Embora a doença não tenha cura, muitos de seus sintomas podem ser amenizados por meio de uma alimentação equilibrada e adequada às necessidades individuais de cada paciente. A afirmação é da nutricionista Renata Forti, pós-graduada em Endocrinologia e Metabologia. Segundo a especialista, a alimentação exerce influência direta sobre mecanismos do organismo relacionados à fibromialgia.
"Os alimentos têm grande impacto sobre o sistema neuroendócrino. Pessoas com fibromialgia costumam apresentar inflamação crônica de baixo grau, alterações intestinais, dores de cabeça, estresse oxidativo - associado à fadiga e à dor -, além de outros fatores que podem ser modulados pela alimentação. Com um plano alimentar adequado, é possível reduzir significativamente esses sintomas e, consequentemente, melhorar a qualidade de vida", explica.
Renata, que convive com a fibromialgia há mais de 20 anos, destaca que alguns alimentos podem intensificar os sintomas da doença e, por isso, devem ser consumidos com cautela ou evitados. Entre eles estão produtos à base de farinhas refinadas, alimentos ultraprocessados, carnes vermelhas, bebidas alcoólicas, açúcares e alimentos ricos em FODMAPs, grupo de carboidratos fermentáveis que pode provocar desconfortos intestinais em pessoas sensíveis.
De acordo com a nutricionista, o glúten, a lactose e os alimentos ricos em FODMAPs podem interferir na saúde da microbiota intestinal, provocando alterações que repercutem no sistema neuroendócrino e podem contribuir para a piora dos sintomas da fibromialgia. "Esses alimentos podem favorecer processos inflamatórios no organismo. Além disso, o açúcar e o álcool aumentam a fadiga, prejudicam a qualidade do sono e reduzem a disposição, fatores que impactam diretamente a qualidade de vida de quem convive com a fibromialgia", afirma.

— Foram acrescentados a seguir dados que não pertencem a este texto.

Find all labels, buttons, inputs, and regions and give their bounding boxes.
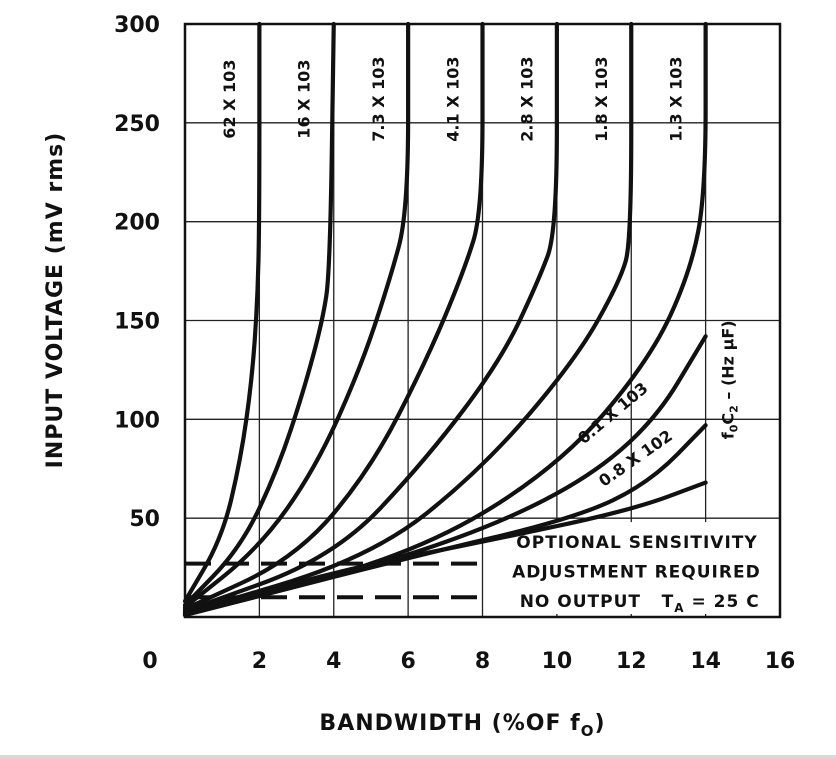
y-tick-label: 150 <box>114 310 160 335</box>
curves <box>182 21 708 618</box>
note-ta-t: T <box>662 592 675 612</box>
x-tick-label: 10 <box>542 649 573 674</box>
curve-62-x-103 <box>182 21 262 604</box>
y-tick-label: 50 <box>129 507 160 532</box>
family-label-rest: – (Hz µF) <box>719 320 738 405</box>
curve-label-top: 7.3 X 103 <box>369 57 388 142</box>
curve-label-top: 1.8 X 103 <box>592 57 611 142</box>
x-tick-label: 14 <box>690 649 721 674</box>
note-adjustment-required: ADJUSTMENT REQUIRED <box>512 562 761 582</box>
y-tick-label: 100 <box>114 408 160 433</box>
x-axis-title-close: ) <box>595 711 606 736</box>
x-tick-label: 4 <box>326 649 341 674</box>
curve-label-top: 4.1 X 103 <box>443 57 462 142</box>
x-axis-title: BANDWIDTH (%OF fO) <box>319 711 605 740</box>
x-axis-title-sub: O <box>581 722 595 740</box>
x-axis-title-main: BANDWIDTH (%OF f <box>319 711 580 736</box>
x-tick-label: 8 <box>475 649 490 674</box>
family-label-c: C <box>719 413 738 425</box>
note-box <box>486 522 776 614</box>
x-tick-label: 0 <box>142 649 157 674</box>
y-tick-label: 200 <box>114 211 160 236</box>
curve-label-top: 62 X 103 <box>220 60 239 139</box>
note-no-output: NO OUTPUT <box>520 592 641 612</box>
family-label-f: f <box>719 431 738 439</box>
curve-label-top: 2.8 X 103 <box>518 57 537 142</box>
note-ta: TA = 25 C <box>662 592 760 615</box>
x-tick-label: 16 <box>765 649 796 674</box>
y-tick-label: 300 <box>114 13 160 38</box>
family-label-sub2: 2 <box>728 405 741 413</box>
note-ta-rest: = 25 C <box>685 592 760 612</box>
y-tick-label: 250 <box>114 112 160 137</box>
x-tick-label: 6 <box>400 649 415 674</box>
curve-1-8-x-103 <box>182 21 634 616</box>
curve-label-top: 1.3 X 103 <box>666 57 685 142</box>
curve-0-8-x-102 <box>182 423 708 618</box>
note-ta-sub: A <box>674 601 684 615</box>
curve-4-1-x-103 <box>182 21 485 612</box>
curve-baseline <box>182 480 708 618</box>
family-label-sub0: 0 <box>728 424 741 432</box>
note-optional-sensitivity: OPTIONAL SENSITIVITY <box>516 533 757 553</box>
family-label: f0C2 – (Hz µF) <box>719 320 741 439</box>
curve-label-lower: 0.1 X 103 <box>574 378 651 447</box>
x-tick-label: 2 <box>252 649 267 674</box>
bottom-rule <box>0 755 836 759</box>
curve-label-top: 16 X 103 <box>295 60 314 139</box>
curve-7-3-x-103 <box>182 21 411 610</box>
curve-2-8-x-103 <box>182 21 559 614</box>
y-axis-title: INPUT VOLTAGE (mV rms) <box>43 132 68 469</box>
curve-16-x-103 <box>182 21 336 608</box>
curve-1-3-x-103 <box>182 21 708 616</box>
x-tick-label: 12 <box>616 649 647 674</box>
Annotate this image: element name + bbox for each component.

Ainda segundo a profissional, estudos apontam que uma alimentação rica em determinados nutrientes pode contribuir para o controle dos sintomas da fibromialgia. Entre eles está o triptofano, aminoácido precursor da serotonina e da melatonina, hormônio associado à qualidade do sono. Esse nutriente pode ser encontrado em alimentos como ovos, peixes, leite, banana, aveia e castanhas.
Também se destacam os alimentos ricos em magnésio, como espinafre e sementes, e em ômega-3, presente principalmente em peixes como salmão, sardinha e atum, além de chia e linhaça. "Esses nutrientes, entre outros, têm apresentado resultados promissores na melhora da qualidade de vida de pessoas com fibromialgia, quando associados a uma alimentação equilibrada e ao tratamento adequado", ressalta.
A nutricionista reforça que, além da alimentação adequada, as pessoas que convivem com fibromialgia precisam de acompanhamento multidisciplinar, envolvendo médicos especialistas, como reumatologistas, profissionais do movimento, como fisioterapeutas e educadores físicos, e especialistas em saúde mental, como psicólogos.